9) Israele è l’unica democrazia del medio oriente, uno stato laico, liberale, che riconosce a tutti i cittadini uguali diritti. In Israele vivono circa 1.500.000 arabi che godono di tutti i diritti fondamentali, compreso quello di culto. Quanti ebrei vivono in Iran? Quali diritti vengono loro riconosciuti? In Israele, paese che non raggiunge le dimensioni della Lombardia, ci sono quasi 300 moschee, quante sinagoghe ci sono in Iran? Una donna iraniana che non volesse indossare il velo preferirebbe vivere in Israele o in Iran? Un arabo sostenitore del libero pensiero o scettico in materia religiosa preferirebbe vivere in Israele o in qualsiasi repubblica islamica?
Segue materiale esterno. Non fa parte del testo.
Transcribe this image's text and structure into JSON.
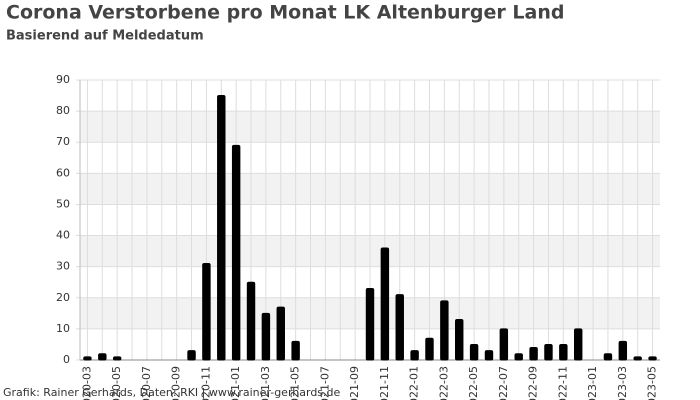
{
  "chart_data": {
    "type": "bar",
    "title": "Corona Verstorbene pro Monat LK Altenburger Land",
    "subtitle": "Basierend auf Meldedatum",
    "footer": "Grafik: Rainer Gerhards, Daten: RKI | www.rainer-gerhards.de",
    "categories": [
      "2020-03",
      null,
      "2020-05",
      null,
      "2020-07",
      null,
      "2020-09",
      null,
      "2020-11",
      null,
      "2021-01",
      null,
      "2021-03",
      null,
      "2021-05",
      null,
      "2021-07",
      null,
      "2021-09",
      null,
      "2021-11",
      null,
      "2022-01",
      null,
      "2022-03",
      null,
      "2022-05",
      null,
      "2022-07",
      null,
      "2022-09",
      null,
      "2022-11",
      null,
      "2023-01",
      null,
      "2023-03",
      null,
      "2023-05"
    ],
    "values": [
      1,
      2,
      1,
      0,
      0,
      0,
      0,
      3,
      31,
      85,
      69,
      25,
      15,
      17,
      6,
      0,
      0,
      0,
      0,
      23,
      36,
      21,
      3,
      7,
      19,
      13,
      5,
      3,
      10,
      2,
      4,
      5,
      5,
      10,
      0,
      2,
      6,
      1,
      1
    ],
    "color": "#000000",
    "ylim": [
      0,
      90
    ],
    "yticks": [
      0,
      10,
      20,
      30,
      40,
      50,
      60,
      70,
      80,
      90
    ],
    "grid": true
  }
}
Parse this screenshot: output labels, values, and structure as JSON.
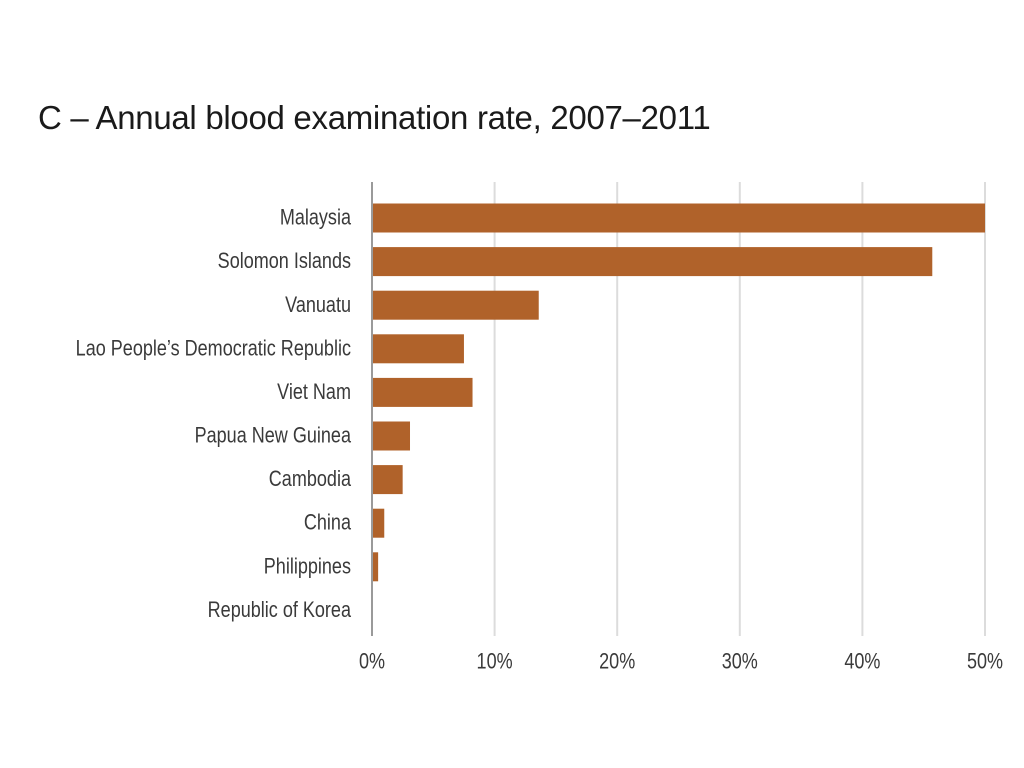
{
  "chart_data": {
    "type": "bar",
    "orientation": "horizontal",
    "title": "C – Annual blood examination rate, 2007–2011",
    "categories": [
      "Malaysia",
      "Solomon Islands",
      "Vanuatu",
      "Lao People’s Democratic Republic",
      "Viet Nam",
      "Papua New Guinea",
      "Cambodia",
      "China",
      "Philippines",
      "Republic of Korea"
    ],
    "values": [
      50.0,
      45.7,
      13.6,
      7.5,
      8.2,
      3.1,
      2.5,
      1.0,
      0.5,
      0.0
    ],
    "value_unit": "%",
    "xlim": [
      0,
      50
    ],
    "xticks": [
      0,
      10,
      20,
      30,
      40,
      50
    ],
    "xtick_labels": [
      "0%",
      "10%",
      "20%",
      "30%",
      "40%",
      "50%"
    ],
    "xlabel": "",
    "ylabel": "",
    "grid": "vertical",
    "legend": "none",
    "bar_color": "#b0622a",
    "grid_color": "#dcdcdc",
    "axis_color": "#9a9a9a"
  }
}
Si tratta, con tutta evidenza, di domande retoriche.


Tutto regolare allora? Nessuna violenza ha accompagnato la nascita e la crescita dello stato ebraico? Gli israeliani sono privi di colpe? No, ovviamente. Israele ha avuto ed ha i suoi fondamentalisti che hanno a volte commesso, o lasciato commettere, gravi violenze. Alcuni israeliani hanno sognato per anni la “grande Israele”, obiettivo semplicemente assurdo. Però è innegabile che col tempo queste posizioni estremiste sono state storicamente sconfitte. Ne è prova tra l’altro il ritiro degli israeliani da Gaza. Quel ritiro poteva diventare la prima tappa della costruzione di una stato palestinese che convivesse accanto e non al posto di Israele. Questo però non è avvenuto per responsabilità di Hammas e della stessa autorità nazionale palestinese. I fondamentalisti di Hammas hanno interpretato il ritiro israeliano da Gaza come la prima tappa della costruzione di un califfato islamico sulle ceneri di Israele. Sottolineo: non uno stato nazionale palestinese, un califfato: Hamas NON è una organizzazione nazionalista ma fondamentalista religiosa.
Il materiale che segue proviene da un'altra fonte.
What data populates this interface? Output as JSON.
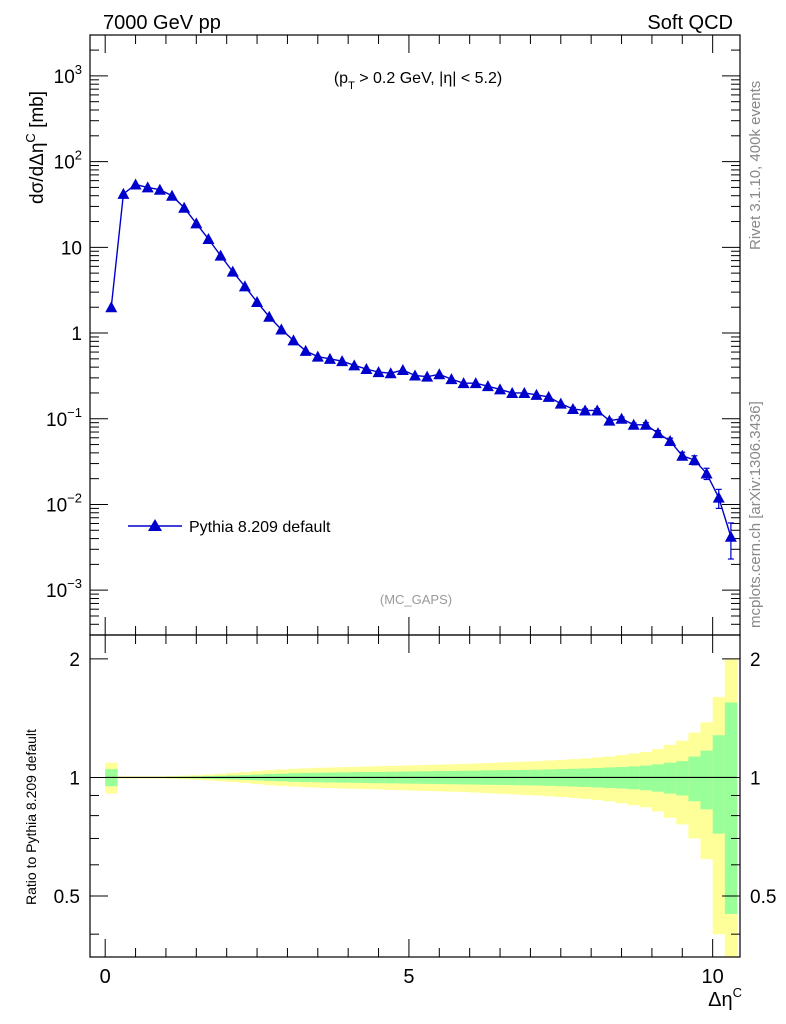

In effetti il contrasto fra palestinesi e israeliani appare oggi senza sbocco perché su quel contrasto si è innestata la mala pianta del fondamentalismo terrorista. Israele non deve esistere perché per un islamico fondamentalista è inconcepibile che esista uno stato ebraico in un’area come la Palestina. Nell’ottica fondamentalista gli ebrei possono anche essere tollerati come individui, con diritti assai limitati, ovviamente, ma che esista una nazione ebraica con un suo stato, per di più confinante con stati islamici, in una terra che è stata una volta islamica, questo è inammissibile, una specie di sacrilegio. Lo dicono chiaramente i terroristi di hammas: una terra che è stata, in passato, islamica, deve tornare a esserlo, fino al giorno del giudizio. Non a caso  Hammas  bombarda Israele, ma pensa anche alla Spagna, e alla Sicilia. E’ precisamente per questo motivo che i "democratici progressisti” dell’occidente dovrebbero essere solidali con Israele (pur criticandolo quando merita di essere criticato). Ma ormai in occidente “democratico progressista” è diventato sinonimo di “politicamente corretto” è nulla è più lontano dal politicamente corretto, nulla è più scorretto politicamente che mostrare simpatia a Israele, figuriamoci poi solidarietà.  E così molti "progressisti" occidentali parteggiano oggi per chi vuole la pena di morte per apostati e bestemmiatori, la lapidazione per le adultere, l'infibulazione, il ripudio delle mogli, il velo, o il burka, e tante altre simili dolcezze.
Pazienza, se questo è il "progressismo", non ci resta che restare conservatori. Contano poco, in fondo, le parole.